Allowance plans are agreed during tense Hartlepool Council meeting

LEADER: Council leader Christopher Akers-Blecher and Joe Bradley
LEADER: Council leader Christopher Akers-Blecher and Joe Bradley

HARTLEPOOL councillors will see a rise in their basic allowance only if council employees get a pay boost first, it has been agreed.

Proposals by the Independent Remuneration Panel (IRP) that recommended a rise in the allowance from the current figure of £5,825 to £6,267 - a rise of £442 - was rejected by members.

Instead a Labour-backed amendment for councillors to only receive an increase if local authority staff are awarded one by Government was agreed, despite heavy criticism from some opposition members inside a tense council chamber.

Independent councillor Paul Thompson said it was “abhorrent” to even consider a rise for councillors of any kind given the ongoing budget pressures and job cuts.
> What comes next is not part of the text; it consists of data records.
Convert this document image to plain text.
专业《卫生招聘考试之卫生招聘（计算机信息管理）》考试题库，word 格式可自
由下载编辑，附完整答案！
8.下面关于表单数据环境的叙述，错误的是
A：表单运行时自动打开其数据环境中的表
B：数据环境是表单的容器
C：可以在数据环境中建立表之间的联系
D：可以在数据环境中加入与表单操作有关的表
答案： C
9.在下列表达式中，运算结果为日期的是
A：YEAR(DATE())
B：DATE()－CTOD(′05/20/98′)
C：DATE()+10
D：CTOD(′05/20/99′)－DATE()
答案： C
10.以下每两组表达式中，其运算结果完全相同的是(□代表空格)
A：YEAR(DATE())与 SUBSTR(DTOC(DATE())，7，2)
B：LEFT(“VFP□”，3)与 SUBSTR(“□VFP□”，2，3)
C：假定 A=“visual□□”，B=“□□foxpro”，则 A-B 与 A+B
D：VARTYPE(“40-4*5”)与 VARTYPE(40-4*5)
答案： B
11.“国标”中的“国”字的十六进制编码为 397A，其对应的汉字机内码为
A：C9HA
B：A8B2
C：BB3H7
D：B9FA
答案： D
On July 10, more than 3,000 Hartlepool Borough Council staff and school support staff will stage a walkout over the Government’s offer of a rise of just one per cent.

Council leader Christopher Akers-Belcher said: “I put forward that the Labour Group sticks by the principle of the resolution of April 2013 whereby elected members shall only receive an increase in their basic allowance in-line with that awarded to our staff, as and when their increase is confirmed by Government.”

But Coun Thompson said: “It is abhorrent we are thinking about any increase especially in the current climate.” He called for all special responsibility allowances (SRA) for committee chairman to be scrapped but it was rejected.

UKIP councillor George Springer said: “It is not so much about the amount, it is the principle when people are facing cuts.”

In a passionate speech Putting Hartlepool First (PHF) councillor David Riddle added: “We have reached a tipping point when it comes to reality, the reputation of this chamber is at an all-time low.”

Labour also proposed splitting the principal minority group leader allowance of around £3,400 (currently held by (PHF) between PHF, the Conservatives and UKIP, which was agreed by a majority.

It was also agreed the chairman of the audit and governance committee, currently Conservative group leader Ray Martin-Wells, should receive a 100 per cent SRA for that role - a rise of 30 per cent.

That brings it in line with the chairman of the various policy committees, who each receive an SRA of £5,825 on top of their basic allowance. Councillors can only receive one SRA each. Coun Martin-Wells declared an interest and didn’t vote on the issue. The IRP had also recommended halving the SRA given to the neighbourhood forums chairs but it was rejected in the Labour Group’s amendments.